A comunidade internacional, com destaque para a maioria dos países ocidentais, condenou os ataques do Hamas e apoiou o direito de Israel de se defender. No entanto, aqui reside a contradição ocidental: Israel tem se apoderado de vastas áreas territoriais que legitimamente pertencem ao povo palestino, negando seu direito à autodeterminação. Este comportamento israelense tem recebido suporte de muitos países ocidentais, com destaque para os Estados Unidos. Como resultado dessa situação, surgiram o Hamas e outros movimentos extremistas, que buscam estabelecer um Estado Palestino reconhecido internacionalmente e recuperar os territórios ocupados por Israel. Para alcançar essa apropriação territorial, as forças militares israelenses não hesitam em usar força desmedida, resultando em mortes de civis em numerosas ocasiões.
O recente conflito entre Israel e Hamas tem deixado a comunidade internacional paralisada, especialmente em função de seu posicionamento na guerra entre a Rússia e a Ucrânia. Quando a Rússia decidiu invadir a Ucrânia, os EUA e a Europa prontamente mobilizaram a comunidade internacional e a mídia para condenar a Rússia por violar a soberania e o direito de autodeterminação ucraniano – princípios que têm sido repetidamente negados ao povo palestino. Para sensibilizar a comunidade internacional e condenar ainda mais a Rússia, as forças militares ucranianas têm posicionado armamentos em locais civis como escolas, hospitais e shoppings, transformando-os em alvos militares indiretos. Assim, cada ataque russo nesses locais é veiculado pela mídia ocidental como ataque indiscriminado a civis.
De maneira similar, o Hamas tem envolvido Israel em cenários com sérias repercussões internacionais, como a ocupação do Hospital Al-Shifa, o maior de Gaza. O grupo
esconde reféns e arsenais em hospitais, e essa tática resultou na morte de muitos reféns pelas forças israelenses, que desconheciam tal estratégia.
Os excessos cometidos por Israel em Gaza são alarmantes, tornando a ofensiva russa na Ucrânia comparativamente amadora. Na era das redes sociais, nenhum acontecimento relevante permanece oculto por muito tempo para a opinião pública internacional. As atrocidades israelenses rapidamente ganham repercussão nas redes sociais, frequentemente utilizadas por jovens críticos. Esse dinamismo digital levou milhares de adolescentes e jovens às ruas, exigindo o fim da invasão israelense e ações condenatórias por parte de seus governos, como se viu nas manifestações em Nova York, Los Angeles, Paris, Berlim, e até mesmo na África do Sul.
Recentemente, o Tribunal Penal Internacional que havia emitido um mandato de captura internacional contra Vladimir Putin, Presidente da Rússia, pelo excesso na guerra contra a Ucrânia, emitiu um mandato de captura contra o Primeiro-Ministro Israelita, Benjamim Netanyahu e contra altos dirigentes do Hamas, aumentando assim a pressão para o Ocidente neste conflito.
Para os EUA, esta guerra é um desafio significativo para o presidente Joe Biden, que luta contra a sua baixa popularidade enquanto busca a reeleição em novembro, em oposição a Donald Trump.
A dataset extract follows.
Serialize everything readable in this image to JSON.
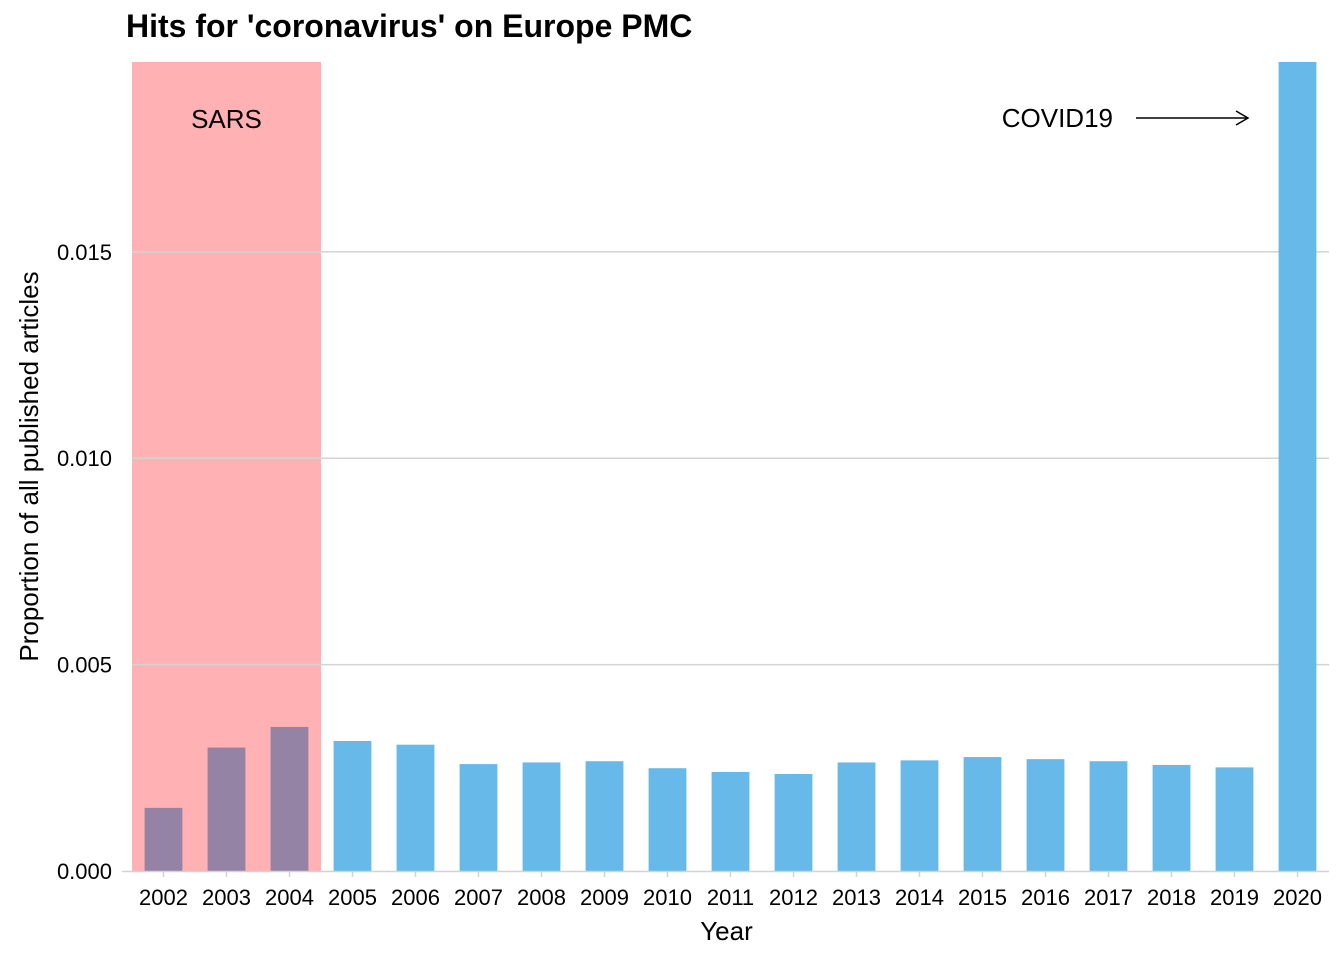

Tal situação impeliu até mesmo à consideração, outrora impensável para os EUA, de um Estado Palestino, recentemente reconhecido por alguns países europeus como Espanha, Irlanda e Noruega, com outros se preparando para seguir o exemplo.
O Ocidente fechou os olhos por décadas para os excessos cometidos por Israel contra o povo palestino. Contudo, sua postura diante da invasão russa na Ucrânia os deixa em contradição e sem ação, pois não podem adotar dois pesos e duas medidas, num mundo cada vez mais globalizado.
O conflito em Gaza expõe as complexidades e contradições da política internacional. A hipocrisia ocidental em lidar com situações semelhantes de maneira diferente compromete a credibilidade das suas políticas externas. Para resolver o impasse, é essencial uma abordagem mais equilibrada que reconheça os direitos de ambos os lados e trabalhe para uma solução justa e duradoura. A criação de um Estado Palestino, já
reconhecido por alguns países europeus, pode ser um passo crucial nesse processo. Apenas através do reconhecimento mútuo e do respeito pelos direitos humanos e das normas do direito internacional, bem como da carta da ONU, é que a paz poderá ser alcançada, satisfazendo as aspirações de ambos os povos e promovendo a estabilidade na região.
ULISSES LUFUNDISSO
Especialista em Relações Internacionais.